BAG, Urteil vom 29.06.2023, 2 AZR 296/22
In einem Kündigungsschutzprozess besteht grundsätzlich kein Verwertungsverbot in Bezug auf solche Aufzeichnungen aus einer offenen Videoüberwachung, die vorsätzlich vertragswidriges Verhalten des Arbeitnehmers belegen sollen. Das gilt auch dann, wenn die Überwachungsmaßnahme des Arbeitgebers nicht vollständig im Einklang mit den Vorgaben des Datenschutzrechts steht.
In der Entscheidung des BAGs war der Kläger bei der Beklagten zuletzt als Teamsprecher in der Gießerei beschäftigt. Die Beklagte warf ihm unter anderem vor, am 2. Juni 2018 eine sog. Mehrarbeitsschicht in der Absicht nicht geleistet zu haben, sie gleichwohl vergütet zu bekommen. Nach seinem eigenen Vorbringen habe der Kläger zwar an diesem Tag zunächst das Werksgelände betreten. Die auf einen anonymen Hinweis hin erfolgte Auswertung der Aufzeichnungen einer durch ein Piktogramm ausgewiesenen und auch sonst nicht zu übersehenden Videokamera an einem Tor zum Werksgelände habe nach dem Vortrag der Beklagten aber ergeben, dass der Kläger dieses noch vor Schichtbeginn wieder verlassen hat.

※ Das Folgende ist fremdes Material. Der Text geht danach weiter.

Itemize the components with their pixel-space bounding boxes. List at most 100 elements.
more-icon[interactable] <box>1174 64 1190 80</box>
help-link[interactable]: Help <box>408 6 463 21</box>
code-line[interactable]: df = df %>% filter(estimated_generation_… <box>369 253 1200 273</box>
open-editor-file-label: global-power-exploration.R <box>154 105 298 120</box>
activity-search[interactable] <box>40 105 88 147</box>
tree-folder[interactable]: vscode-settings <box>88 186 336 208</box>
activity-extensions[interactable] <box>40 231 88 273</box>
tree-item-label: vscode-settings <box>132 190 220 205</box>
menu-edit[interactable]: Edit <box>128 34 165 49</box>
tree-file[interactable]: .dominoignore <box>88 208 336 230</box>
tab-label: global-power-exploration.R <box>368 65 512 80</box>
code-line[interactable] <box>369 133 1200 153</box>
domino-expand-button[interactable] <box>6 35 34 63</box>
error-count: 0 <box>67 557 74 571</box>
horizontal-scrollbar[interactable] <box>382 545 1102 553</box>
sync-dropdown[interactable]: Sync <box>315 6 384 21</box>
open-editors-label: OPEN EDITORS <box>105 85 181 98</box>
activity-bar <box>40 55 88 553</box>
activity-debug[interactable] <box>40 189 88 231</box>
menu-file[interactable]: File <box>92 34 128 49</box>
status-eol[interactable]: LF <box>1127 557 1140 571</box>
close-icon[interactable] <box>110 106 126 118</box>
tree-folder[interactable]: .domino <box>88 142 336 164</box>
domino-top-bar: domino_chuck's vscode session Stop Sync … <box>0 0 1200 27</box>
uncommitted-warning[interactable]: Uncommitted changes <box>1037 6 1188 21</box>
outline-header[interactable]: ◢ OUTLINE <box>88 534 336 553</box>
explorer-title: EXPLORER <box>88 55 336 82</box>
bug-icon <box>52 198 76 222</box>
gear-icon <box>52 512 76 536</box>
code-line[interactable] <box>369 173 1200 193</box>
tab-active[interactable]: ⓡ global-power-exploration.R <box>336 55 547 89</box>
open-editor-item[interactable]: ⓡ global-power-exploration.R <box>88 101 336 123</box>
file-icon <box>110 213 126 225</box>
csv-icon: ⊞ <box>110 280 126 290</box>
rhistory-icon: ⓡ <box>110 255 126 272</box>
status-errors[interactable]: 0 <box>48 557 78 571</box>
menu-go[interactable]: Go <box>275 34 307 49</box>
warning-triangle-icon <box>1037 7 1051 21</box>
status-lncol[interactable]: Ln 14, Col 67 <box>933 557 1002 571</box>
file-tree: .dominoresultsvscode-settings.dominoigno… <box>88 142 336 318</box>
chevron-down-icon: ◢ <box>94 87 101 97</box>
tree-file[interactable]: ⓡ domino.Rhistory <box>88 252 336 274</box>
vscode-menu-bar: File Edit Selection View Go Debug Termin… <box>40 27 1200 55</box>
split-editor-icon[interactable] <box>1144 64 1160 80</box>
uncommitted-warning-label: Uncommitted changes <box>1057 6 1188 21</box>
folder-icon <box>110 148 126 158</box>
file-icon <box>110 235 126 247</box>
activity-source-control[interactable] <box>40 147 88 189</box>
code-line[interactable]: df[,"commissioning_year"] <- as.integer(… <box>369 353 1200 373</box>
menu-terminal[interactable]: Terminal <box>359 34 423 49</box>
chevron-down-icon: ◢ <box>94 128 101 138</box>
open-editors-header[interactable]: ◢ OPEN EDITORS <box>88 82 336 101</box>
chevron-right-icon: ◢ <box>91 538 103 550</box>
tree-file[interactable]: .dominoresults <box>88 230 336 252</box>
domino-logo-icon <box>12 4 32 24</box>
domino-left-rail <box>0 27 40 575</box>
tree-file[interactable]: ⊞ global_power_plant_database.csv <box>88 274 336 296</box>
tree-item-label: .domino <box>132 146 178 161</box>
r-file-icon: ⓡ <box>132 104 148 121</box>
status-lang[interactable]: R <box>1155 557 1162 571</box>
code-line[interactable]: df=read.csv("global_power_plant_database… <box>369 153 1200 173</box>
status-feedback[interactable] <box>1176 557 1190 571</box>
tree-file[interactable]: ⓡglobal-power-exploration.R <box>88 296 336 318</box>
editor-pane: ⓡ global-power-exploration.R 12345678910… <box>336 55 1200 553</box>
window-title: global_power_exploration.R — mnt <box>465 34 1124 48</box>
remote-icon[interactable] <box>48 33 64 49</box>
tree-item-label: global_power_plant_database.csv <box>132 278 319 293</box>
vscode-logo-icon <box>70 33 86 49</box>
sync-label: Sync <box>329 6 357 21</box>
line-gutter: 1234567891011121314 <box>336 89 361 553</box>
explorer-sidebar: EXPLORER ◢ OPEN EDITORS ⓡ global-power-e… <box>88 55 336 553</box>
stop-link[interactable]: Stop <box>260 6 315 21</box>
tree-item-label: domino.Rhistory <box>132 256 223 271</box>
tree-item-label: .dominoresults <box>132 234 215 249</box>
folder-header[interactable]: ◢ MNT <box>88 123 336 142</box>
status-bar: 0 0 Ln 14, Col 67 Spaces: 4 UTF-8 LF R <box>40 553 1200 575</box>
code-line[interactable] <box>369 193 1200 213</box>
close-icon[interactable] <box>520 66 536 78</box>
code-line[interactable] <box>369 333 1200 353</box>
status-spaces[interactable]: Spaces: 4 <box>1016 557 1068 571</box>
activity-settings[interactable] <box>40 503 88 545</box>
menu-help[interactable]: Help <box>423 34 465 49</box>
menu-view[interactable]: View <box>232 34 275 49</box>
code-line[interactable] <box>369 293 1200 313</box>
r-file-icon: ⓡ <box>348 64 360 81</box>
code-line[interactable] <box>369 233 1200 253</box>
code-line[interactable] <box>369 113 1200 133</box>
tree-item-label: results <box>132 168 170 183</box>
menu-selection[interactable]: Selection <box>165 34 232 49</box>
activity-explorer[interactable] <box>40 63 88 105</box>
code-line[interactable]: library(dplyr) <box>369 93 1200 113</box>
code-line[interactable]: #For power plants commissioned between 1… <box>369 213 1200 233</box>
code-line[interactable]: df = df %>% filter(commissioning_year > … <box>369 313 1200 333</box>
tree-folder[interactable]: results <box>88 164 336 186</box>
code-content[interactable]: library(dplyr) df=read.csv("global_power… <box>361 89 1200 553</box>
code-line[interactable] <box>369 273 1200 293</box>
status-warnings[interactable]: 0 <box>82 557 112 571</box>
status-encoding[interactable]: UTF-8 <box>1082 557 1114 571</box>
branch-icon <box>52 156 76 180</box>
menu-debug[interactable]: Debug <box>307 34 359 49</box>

Die Beklagte kündigte das Arbeitsverhältnis der Parteien außerordentlich, hilfsweise ordentlich. Mit seiner dagegen erhobenen Klage hat der Kläger u.a. geltend gemacht, er habe am 2. Juni 2018 gearbeitet. Die Erkenntnisse aus der Videoüberwachung unterlägen einem Sachvortrags- und Beweisverwertungsverbot und dürften daher im Kündigungsschutzprozess nicht berücksichtigt werden.
Die Vorinstanzen haben der Klage stattgegeben. Die hiergegen gerichtete Revision der Beklagten hatte vor dem Zweiten Senat des BAGs bis auf einen Antrag betreffend ein Zwischenzeugnis Erfolg. Sie führte zur Zurückverweisung der Sache an das Landesarbeitsgericht. Dieses müsse nicht nur das Vorbringen der Beklagten zum Verlassen des Werksgeländes durch den Kläger vor Beginn der Mehrarbeitsschicht zu Grunde legen, sondern ggf. auch die betreffende Bildsequenz aus der Videoüberwachung am Tor zum Werksgelände in Augenschein nehmen. Dies folge aus den einschlägigen Vorschriften des Unionsrechts sowie des nationalen Verfahrens- und Verfassungsrechts.
Dabei spiele es keine Rolle, ob die Überwachung in jeder Hinsicht den Vorgaben des Bundesdatenschutzgesetzes bzw. der Datenschutz-Grundverordnung (DSGVO) entsprach. Selbst wenn dies nicht der Fall gewesen sein sollte, wäre eine Verarbeitung der betreffenden personenbezogenen Daten des Klägers durch die Gerichte für Arbeitssachen nach der DSGVO nicht ausgeschlossen. Dies gelte jedenfalls dann, wenn die Datenerhebung wie hier offen erfolgt und vorsätzlich vertragswidriges Verhalten des Arbeitnehmers in Rede steht. In einem solchen Fall sei es grundsätzlich irrelevant, wie lange der Arbeitgeber mit der erstmaligen Einsichtnahme in das Bildmaterial zugewartet und es bis dahin vorgehalten habe. Der Senat konnte offenlassen, ob ausnahmsweise aus Gründen der Generalprävention ein Verwertungsverbot in Bezug auf vorsätzliche Pflichtverstöße in Betracht komme, wenn die offene Überwachungsmaßnahme eine schwerwiegende Grundrechtsverletzung darstellt. Das sei vorliegend nicht der Fall gewesen.